The world has lost one of the finest actors of his generation.


----------



## Pyan (Jan 4, 2011)

*RIP.*

One of the best character actors of the last thirty years, he had that knack of being himself in every part he played, without making every part into Pete Postlethwaite.

_Brassed Off_ was instrumental (hah!) in my return to playing in a brass band after forty years, and we play this, so in personal tribute:


----------



## Perpetual Man (Jan 4, 2011)

A very sad loss indeed, with a few genre credits to his name as well, most recently Clash of the Titans and Soloman Kane and, of course, Alien3.


----------



## Culhwch (Jan 4, 2011)

Devastating news to hear first thing this morning. One quote I keep seeing around the place is from Steven Spielberg, calling him the best actor in the world. He definitely had to be close. Rest in peace, Pete.


----------



## GOLLUM (Jan 4, 2011)

Yeh I heard about this last night I think. He was a fine actor, particularly in one of my favourite films of the 90s, In The Name Of The Father.

R.I.P.


----------



## sloweye (Jan 4, 2011)

I loved him as Obadiah Hakeswill in sharp, and it shows his amazing ability to act when he can go from such a nasty bit of work like that to acting in 'Lost for words' which had a tear rolling down my cheek (the bit when he took her for an ice cream)

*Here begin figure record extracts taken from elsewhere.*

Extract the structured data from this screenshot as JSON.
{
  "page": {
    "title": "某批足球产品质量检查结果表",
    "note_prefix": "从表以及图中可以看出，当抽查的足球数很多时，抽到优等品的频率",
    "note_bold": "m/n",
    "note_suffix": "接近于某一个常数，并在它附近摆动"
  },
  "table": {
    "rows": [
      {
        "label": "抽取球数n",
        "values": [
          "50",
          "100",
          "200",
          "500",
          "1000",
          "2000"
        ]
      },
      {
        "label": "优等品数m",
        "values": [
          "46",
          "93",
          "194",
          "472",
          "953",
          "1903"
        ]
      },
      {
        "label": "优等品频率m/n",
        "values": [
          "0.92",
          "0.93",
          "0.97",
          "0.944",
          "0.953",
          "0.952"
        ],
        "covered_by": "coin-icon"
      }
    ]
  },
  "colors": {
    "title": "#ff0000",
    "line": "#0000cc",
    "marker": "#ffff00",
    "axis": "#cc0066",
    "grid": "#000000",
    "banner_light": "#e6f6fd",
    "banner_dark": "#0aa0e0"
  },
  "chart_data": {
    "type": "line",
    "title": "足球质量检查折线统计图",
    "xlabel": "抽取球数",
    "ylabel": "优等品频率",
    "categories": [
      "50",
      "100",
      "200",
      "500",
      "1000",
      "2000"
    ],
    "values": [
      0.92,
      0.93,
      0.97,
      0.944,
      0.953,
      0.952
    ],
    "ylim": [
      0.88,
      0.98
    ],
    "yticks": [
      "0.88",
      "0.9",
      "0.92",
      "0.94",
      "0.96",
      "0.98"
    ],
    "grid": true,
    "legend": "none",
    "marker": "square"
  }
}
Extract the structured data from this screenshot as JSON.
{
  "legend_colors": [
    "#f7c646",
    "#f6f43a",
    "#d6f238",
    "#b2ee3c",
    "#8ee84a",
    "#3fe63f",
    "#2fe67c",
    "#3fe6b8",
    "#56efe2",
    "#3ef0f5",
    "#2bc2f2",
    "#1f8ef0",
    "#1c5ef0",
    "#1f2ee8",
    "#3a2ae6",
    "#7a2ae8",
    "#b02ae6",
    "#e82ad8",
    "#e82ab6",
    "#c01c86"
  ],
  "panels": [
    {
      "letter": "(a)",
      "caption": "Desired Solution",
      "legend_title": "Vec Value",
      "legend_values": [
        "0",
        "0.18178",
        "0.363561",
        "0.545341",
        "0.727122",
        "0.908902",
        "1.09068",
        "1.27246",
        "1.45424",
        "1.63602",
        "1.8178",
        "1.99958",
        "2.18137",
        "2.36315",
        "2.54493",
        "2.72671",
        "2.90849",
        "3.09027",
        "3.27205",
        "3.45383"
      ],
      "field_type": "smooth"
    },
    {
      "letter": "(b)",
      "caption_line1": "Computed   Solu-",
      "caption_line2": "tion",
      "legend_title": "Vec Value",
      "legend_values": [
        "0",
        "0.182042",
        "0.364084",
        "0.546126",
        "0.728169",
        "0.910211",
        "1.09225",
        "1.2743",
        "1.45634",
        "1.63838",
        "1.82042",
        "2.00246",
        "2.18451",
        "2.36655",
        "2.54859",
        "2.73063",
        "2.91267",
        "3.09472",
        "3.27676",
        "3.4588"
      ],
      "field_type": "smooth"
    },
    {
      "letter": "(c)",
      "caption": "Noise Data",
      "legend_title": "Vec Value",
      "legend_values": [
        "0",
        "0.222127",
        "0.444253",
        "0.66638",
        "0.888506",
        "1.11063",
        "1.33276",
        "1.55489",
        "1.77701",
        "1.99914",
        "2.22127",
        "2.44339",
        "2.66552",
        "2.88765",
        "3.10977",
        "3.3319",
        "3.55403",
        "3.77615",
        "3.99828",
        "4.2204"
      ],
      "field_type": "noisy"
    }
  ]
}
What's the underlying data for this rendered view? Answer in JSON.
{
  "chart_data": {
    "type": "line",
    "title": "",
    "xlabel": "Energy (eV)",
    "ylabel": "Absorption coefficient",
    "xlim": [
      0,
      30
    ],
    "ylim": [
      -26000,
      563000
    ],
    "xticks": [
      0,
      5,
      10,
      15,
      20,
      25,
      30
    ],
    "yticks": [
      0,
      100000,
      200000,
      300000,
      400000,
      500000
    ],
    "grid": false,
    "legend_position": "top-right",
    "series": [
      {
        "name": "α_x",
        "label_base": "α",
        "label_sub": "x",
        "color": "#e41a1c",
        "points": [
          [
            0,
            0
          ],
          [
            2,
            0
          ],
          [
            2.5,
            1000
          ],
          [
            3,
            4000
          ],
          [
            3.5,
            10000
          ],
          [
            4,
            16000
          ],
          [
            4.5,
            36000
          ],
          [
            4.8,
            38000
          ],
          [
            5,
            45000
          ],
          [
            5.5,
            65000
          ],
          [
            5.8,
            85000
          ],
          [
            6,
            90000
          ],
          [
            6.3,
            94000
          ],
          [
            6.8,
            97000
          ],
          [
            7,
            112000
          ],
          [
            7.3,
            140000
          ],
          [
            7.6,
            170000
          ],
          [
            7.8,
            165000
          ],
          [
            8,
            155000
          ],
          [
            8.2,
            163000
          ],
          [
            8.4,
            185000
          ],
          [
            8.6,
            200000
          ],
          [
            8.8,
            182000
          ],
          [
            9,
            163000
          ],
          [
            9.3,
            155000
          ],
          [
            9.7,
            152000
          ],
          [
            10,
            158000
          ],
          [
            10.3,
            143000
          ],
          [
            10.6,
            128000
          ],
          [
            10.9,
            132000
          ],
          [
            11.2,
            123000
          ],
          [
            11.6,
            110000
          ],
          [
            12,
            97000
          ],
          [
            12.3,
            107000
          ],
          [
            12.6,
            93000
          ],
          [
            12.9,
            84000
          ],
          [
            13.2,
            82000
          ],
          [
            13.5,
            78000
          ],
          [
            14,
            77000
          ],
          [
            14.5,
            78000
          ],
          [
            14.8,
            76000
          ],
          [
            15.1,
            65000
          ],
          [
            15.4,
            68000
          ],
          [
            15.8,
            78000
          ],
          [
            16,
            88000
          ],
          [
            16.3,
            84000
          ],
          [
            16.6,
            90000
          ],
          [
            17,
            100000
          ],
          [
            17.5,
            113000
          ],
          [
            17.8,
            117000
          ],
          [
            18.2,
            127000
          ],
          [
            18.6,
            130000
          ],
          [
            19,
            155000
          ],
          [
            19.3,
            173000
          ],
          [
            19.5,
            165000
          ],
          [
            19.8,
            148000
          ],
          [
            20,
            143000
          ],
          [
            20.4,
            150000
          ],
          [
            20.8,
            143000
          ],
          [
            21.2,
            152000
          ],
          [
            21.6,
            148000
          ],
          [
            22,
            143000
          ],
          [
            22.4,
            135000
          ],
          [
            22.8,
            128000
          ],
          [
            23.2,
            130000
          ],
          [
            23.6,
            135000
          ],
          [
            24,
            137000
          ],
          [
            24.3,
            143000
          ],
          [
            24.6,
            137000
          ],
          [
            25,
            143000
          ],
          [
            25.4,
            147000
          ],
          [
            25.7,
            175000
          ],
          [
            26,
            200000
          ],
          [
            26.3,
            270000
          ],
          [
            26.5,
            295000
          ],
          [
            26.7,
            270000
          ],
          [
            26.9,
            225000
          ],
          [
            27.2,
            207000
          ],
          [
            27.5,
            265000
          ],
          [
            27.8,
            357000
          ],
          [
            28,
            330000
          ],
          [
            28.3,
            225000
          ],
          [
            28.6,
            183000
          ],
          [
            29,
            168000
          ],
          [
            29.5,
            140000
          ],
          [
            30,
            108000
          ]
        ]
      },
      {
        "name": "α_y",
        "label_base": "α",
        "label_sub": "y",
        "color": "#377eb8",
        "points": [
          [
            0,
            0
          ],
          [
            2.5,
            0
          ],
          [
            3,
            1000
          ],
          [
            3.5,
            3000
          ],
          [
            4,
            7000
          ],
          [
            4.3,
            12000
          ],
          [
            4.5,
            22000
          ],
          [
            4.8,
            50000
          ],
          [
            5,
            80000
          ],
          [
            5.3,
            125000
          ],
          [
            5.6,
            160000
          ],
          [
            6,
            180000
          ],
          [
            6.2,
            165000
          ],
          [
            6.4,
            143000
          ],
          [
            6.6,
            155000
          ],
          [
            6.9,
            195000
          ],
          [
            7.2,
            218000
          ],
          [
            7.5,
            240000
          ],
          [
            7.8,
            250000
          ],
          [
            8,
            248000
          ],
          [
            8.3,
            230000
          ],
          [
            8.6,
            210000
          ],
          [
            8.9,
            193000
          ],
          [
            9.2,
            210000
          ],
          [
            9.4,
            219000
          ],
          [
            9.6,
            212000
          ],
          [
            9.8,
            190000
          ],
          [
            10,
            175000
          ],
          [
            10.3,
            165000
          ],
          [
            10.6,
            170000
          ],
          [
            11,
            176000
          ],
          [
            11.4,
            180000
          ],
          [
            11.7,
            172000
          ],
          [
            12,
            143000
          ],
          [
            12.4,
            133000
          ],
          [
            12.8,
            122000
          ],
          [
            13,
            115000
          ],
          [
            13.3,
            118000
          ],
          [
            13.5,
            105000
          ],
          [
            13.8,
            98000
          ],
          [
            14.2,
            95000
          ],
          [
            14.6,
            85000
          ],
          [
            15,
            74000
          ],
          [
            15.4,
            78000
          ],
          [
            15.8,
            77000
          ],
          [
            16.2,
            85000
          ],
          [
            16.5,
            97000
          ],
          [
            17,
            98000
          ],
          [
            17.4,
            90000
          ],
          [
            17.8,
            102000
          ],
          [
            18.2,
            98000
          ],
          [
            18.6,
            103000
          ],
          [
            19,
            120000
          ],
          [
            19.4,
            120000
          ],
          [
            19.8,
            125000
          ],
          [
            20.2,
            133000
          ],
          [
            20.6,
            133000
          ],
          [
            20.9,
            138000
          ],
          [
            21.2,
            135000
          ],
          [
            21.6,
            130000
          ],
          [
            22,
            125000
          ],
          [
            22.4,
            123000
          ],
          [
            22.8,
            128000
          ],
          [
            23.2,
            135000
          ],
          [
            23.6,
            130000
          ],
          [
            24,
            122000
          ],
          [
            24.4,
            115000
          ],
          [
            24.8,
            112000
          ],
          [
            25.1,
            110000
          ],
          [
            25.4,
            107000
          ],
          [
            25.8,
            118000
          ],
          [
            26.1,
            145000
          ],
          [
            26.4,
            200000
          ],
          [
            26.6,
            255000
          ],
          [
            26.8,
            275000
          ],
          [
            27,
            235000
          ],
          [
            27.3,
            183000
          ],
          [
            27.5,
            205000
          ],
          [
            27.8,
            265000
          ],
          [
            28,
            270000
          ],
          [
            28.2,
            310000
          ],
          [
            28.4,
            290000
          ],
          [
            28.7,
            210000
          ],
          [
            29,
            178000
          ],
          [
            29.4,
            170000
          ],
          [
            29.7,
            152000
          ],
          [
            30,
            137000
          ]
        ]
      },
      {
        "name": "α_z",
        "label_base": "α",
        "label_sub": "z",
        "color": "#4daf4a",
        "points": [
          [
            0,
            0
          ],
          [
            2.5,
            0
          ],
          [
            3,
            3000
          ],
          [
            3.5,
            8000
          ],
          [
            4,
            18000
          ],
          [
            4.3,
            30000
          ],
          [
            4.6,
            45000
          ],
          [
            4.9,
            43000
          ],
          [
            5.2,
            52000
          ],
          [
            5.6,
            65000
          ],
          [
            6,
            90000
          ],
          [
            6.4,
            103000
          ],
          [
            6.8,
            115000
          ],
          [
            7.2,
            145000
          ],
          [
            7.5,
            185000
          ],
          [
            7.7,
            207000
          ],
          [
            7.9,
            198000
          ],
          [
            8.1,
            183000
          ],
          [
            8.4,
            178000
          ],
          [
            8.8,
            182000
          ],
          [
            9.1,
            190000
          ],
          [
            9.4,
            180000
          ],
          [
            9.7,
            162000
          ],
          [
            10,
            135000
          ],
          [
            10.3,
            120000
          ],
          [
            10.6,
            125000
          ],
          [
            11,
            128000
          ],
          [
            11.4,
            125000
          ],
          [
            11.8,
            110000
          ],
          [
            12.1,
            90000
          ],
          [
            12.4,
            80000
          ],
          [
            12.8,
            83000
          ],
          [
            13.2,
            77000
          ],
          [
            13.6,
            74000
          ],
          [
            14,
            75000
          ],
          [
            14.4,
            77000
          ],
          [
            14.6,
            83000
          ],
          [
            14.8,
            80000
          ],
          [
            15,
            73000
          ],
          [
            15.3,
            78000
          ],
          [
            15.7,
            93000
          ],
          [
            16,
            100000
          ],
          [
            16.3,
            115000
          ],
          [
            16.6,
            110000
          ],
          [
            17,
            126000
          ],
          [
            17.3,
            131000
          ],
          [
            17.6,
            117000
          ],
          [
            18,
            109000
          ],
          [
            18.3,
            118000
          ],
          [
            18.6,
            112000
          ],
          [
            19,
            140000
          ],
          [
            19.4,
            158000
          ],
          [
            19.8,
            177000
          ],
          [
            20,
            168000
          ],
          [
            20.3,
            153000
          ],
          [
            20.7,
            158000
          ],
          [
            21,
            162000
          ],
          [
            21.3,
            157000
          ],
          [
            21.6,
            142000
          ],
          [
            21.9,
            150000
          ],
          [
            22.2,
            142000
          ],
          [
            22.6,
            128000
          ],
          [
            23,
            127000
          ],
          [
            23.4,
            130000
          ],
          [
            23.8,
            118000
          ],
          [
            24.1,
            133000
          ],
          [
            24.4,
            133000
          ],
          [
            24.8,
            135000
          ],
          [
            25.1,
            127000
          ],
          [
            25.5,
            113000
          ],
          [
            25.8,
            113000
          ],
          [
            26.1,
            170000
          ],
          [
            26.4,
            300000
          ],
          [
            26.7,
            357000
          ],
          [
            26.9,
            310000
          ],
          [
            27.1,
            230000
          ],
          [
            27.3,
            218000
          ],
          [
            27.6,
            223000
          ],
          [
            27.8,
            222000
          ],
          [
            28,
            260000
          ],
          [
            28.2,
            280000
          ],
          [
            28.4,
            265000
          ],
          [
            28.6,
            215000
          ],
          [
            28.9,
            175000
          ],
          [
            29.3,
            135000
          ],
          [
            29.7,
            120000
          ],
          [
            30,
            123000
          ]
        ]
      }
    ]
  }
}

R.I.P.you were a great man.


----------



## Tansy (Jan 4, 2011)

Amazing actor and he will be much missed, his body of work is amazing. I was always watching to see where he would pop up next


----------



## Starbeast (Jan 5, 2011)

Pete Postlethwaite was an excellent actor that I will miss, he is in two of my favorite movies that I like to watch often, _Split Second _& _Alien 3._


----------



## ravenus (Jan 5, 2011)

He was an actor with some really fine turns to his credit.


----------



## steve12553 (Jan 6, 2011)

Saw him last year in *the Town*. I really enjoyed him as an actor but he'll always be Mr. Kobishi to me.


----------



## mosaix (Jan 6, 2011)

In the irritating world of 'celebrity' he stood out as a genuinely likeable person without any pretensions - and there aren't many you can say that about.


----------



## Captain Campion (Jan 6, 2011)

He's one of those actors that I always sort of took for granted; whenever he appeared in a film he handled his characters seemingly effortlessly; naturally. 

It seemed to me he never received much credit for how his presence elevated films, even when he was not the focus. I also saw The Town recently and, again, he added that extra bit to a movie in just a few short scenes.


----------



## The Procrastinator (Jan 7, 2011)

RIP Pete. What a loss. Well said Captain Campion.


----------